R2-D2 wäre stolz, aber wie sicher ist das Bezahlen der Zukunft?

Laut den großen Anbietern ist Bezahlen über smarte Technik sehr sicher. Dank der Prüfung durch PIN-Abfrage, Finger-, Gesichts- oder Augen-Scan können Unberechtigte bei Diebstahl oder Verlust deines Smartphones nicht damit bezahlen. Manche Anbieter wie Google Pay tätigen Zahlungen zwar ohne Verifizierung – aber nur bis 25 Euro.

Anders sieht es mit den Daten aus. Die werden von den meisten mobilen Bezahldiensten getrackt. Welche Milch kaufst du wann und wo? Google, WeChat und Co. wissen es. Fazit: Die neuen Bezahlmethoden sind sicher, aber auch hungrig auf deine Daten.

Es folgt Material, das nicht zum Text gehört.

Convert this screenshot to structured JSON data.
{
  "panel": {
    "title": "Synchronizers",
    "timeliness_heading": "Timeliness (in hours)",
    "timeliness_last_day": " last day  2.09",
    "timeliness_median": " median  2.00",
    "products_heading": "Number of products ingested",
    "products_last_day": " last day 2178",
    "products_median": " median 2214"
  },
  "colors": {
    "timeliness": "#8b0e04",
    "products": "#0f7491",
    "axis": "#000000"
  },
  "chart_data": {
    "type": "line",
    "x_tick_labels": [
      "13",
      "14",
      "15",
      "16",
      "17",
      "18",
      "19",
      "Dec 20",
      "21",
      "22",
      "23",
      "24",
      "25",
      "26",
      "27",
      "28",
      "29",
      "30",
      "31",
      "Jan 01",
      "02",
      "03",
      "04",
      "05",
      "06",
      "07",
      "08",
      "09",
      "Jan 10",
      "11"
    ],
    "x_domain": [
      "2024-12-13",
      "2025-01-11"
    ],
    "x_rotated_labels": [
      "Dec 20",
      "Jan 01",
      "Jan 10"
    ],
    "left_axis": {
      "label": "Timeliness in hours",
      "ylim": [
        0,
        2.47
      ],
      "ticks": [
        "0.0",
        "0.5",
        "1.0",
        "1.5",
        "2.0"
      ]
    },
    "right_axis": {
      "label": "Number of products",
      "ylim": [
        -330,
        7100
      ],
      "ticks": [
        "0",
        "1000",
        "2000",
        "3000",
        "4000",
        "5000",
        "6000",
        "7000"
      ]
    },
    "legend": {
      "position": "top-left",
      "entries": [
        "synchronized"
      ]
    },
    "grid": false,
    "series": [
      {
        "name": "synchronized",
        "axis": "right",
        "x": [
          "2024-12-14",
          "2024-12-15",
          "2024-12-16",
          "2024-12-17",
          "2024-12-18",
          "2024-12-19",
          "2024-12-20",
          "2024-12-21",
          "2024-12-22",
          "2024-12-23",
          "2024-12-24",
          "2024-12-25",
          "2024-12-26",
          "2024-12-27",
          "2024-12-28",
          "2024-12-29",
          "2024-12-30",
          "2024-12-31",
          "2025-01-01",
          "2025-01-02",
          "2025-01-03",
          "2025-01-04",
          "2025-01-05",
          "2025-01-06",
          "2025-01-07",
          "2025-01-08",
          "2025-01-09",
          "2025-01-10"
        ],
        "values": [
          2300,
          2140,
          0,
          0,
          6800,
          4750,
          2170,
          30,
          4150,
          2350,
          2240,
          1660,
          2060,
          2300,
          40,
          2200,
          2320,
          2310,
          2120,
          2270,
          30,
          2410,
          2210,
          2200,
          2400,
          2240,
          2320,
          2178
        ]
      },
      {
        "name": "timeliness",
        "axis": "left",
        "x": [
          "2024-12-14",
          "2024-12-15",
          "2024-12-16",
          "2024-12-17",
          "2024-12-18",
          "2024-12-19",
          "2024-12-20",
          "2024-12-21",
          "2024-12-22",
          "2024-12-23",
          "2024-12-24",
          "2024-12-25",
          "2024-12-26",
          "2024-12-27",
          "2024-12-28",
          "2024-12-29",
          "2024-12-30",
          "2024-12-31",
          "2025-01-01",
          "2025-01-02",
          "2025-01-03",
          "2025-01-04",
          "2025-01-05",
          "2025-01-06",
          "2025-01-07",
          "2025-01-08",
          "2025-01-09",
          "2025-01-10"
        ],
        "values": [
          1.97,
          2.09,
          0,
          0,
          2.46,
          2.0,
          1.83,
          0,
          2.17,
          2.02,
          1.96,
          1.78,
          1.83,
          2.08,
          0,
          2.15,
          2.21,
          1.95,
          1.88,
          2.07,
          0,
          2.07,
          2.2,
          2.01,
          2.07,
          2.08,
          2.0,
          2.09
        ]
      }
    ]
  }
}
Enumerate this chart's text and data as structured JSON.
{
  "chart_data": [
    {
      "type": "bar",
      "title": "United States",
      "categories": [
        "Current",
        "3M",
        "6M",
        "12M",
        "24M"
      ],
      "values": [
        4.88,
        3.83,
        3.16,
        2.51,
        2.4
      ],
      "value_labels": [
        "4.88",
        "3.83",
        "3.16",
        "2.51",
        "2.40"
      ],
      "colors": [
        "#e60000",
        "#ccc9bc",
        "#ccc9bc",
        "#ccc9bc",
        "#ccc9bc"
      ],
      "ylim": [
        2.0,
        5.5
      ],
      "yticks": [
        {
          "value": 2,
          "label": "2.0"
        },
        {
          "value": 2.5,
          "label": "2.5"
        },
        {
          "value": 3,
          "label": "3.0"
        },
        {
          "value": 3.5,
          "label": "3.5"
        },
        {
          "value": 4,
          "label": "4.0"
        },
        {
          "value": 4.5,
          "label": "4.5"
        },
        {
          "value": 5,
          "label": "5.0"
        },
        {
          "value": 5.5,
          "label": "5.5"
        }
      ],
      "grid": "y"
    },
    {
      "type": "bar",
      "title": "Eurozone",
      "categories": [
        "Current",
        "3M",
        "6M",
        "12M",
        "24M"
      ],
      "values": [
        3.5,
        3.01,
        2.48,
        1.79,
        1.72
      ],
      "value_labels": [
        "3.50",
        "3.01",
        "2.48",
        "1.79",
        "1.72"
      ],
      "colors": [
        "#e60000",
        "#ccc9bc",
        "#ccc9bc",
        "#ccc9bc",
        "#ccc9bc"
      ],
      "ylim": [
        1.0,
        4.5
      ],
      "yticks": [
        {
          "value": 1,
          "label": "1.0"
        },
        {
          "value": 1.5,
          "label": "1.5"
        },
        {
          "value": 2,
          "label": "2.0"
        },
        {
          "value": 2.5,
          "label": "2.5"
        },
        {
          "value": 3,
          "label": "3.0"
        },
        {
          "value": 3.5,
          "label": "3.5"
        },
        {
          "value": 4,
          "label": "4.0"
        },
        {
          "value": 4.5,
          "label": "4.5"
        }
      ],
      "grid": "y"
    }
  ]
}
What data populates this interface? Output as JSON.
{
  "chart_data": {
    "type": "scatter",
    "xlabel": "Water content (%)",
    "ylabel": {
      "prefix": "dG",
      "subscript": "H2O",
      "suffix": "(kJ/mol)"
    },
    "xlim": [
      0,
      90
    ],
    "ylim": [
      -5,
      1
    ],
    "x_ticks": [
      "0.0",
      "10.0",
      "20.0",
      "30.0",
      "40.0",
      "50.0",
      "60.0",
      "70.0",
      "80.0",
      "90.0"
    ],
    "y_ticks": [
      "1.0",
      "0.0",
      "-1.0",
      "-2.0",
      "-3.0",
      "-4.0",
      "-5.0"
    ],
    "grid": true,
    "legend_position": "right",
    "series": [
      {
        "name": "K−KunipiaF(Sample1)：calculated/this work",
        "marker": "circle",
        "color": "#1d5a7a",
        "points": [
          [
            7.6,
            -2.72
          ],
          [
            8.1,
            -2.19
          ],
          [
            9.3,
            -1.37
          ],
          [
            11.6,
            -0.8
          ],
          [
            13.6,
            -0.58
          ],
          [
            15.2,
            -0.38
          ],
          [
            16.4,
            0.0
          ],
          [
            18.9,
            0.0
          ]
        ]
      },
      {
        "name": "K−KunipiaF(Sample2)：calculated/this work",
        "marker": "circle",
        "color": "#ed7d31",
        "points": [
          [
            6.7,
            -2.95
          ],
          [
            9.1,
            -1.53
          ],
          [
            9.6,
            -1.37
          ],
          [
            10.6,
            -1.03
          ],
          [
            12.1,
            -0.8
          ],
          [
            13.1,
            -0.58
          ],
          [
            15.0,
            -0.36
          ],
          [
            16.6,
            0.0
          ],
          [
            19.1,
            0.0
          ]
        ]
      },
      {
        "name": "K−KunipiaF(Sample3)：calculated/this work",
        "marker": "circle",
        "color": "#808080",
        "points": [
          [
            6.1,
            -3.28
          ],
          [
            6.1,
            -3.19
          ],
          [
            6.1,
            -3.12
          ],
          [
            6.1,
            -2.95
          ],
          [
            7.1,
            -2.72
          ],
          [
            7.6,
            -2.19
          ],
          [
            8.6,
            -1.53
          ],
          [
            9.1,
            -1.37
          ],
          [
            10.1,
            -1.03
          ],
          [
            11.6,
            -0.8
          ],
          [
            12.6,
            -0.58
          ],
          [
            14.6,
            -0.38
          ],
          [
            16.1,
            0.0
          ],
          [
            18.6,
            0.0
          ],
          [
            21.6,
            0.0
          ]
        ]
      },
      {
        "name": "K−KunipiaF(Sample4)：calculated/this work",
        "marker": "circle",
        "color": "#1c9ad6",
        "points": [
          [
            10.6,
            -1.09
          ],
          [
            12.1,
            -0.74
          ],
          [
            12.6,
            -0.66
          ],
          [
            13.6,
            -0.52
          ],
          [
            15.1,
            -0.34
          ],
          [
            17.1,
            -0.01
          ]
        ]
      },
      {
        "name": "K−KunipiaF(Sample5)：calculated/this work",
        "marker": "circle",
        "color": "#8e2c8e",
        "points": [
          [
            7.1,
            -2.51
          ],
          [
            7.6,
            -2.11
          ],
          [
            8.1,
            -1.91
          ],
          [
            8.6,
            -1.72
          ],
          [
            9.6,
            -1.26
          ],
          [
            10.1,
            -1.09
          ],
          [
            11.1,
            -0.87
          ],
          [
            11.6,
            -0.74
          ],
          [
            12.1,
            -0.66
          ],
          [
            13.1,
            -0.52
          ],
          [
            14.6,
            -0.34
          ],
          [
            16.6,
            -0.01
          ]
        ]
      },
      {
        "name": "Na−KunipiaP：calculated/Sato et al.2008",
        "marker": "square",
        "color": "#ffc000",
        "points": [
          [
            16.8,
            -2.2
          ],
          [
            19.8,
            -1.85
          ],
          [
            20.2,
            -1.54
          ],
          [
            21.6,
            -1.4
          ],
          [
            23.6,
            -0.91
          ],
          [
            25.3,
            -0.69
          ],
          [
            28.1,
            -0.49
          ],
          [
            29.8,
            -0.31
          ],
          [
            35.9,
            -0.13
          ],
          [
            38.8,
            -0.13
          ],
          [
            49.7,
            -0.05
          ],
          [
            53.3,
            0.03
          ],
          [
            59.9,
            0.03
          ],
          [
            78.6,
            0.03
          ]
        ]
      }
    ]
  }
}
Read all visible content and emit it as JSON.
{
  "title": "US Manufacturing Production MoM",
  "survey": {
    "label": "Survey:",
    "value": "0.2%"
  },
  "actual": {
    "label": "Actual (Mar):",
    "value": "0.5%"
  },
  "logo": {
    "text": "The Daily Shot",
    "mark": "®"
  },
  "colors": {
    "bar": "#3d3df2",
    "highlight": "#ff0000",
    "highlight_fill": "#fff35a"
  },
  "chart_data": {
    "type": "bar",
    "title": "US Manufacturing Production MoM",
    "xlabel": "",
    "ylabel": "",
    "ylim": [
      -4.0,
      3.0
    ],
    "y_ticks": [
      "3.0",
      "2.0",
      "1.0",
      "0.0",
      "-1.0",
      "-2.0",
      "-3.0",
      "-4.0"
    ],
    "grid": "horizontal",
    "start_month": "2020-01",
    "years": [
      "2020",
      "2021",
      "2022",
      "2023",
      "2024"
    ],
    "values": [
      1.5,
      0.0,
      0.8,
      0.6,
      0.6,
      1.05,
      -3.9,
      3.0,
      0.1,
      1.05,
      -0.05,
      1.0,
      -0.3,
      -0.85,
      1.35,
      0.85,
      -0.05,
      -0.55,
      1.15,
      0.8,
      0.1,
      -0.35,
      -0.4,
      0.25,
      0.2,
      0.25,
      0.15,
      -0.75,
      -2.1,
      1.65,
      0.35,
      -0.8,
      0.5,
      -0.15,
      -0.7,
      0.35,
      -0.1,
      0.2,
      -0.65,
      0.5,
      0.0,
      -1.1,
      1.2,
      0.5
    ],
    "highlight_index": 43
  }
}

Und: Studien zufolge verlierst du leichter den Überblick, wenn du online bezahlst. Dadurch gibst du meistens mehr aus als mit Cash.

Stirbt das Bargeld jetzt aus?

Vorerst nicht, zumindest nicht bei uns. Bisher zahlen nur die wenigsten Deutschen mit dem Smartphone. Bis sich die Technik im Tante-Emma-Laden und bei allen Nutzern durchsetzt, dauert es. Solange kannst du weiter mit dem Kleingeld klimpern - und bist dabei vielleicht sogar schneller als mit dem Smartphone.

Fun Fact: Cash geht schneller als Karte oder Smartphone

Die neue Technik müsste den Bezahlvorgang an der Kasse doch beschleunigen, oder? Tut sie aber gar nicht, zeigen Tests der Deutschen Bundesbank und des Handelsinstituts EHI: Eine Barzahlung dauert rund 22 Sekunden, eine Kartenzahlung 29 Sekunden - oder sogar 38 Sekunden, wenn noch eine Unterschrift dazu kommt.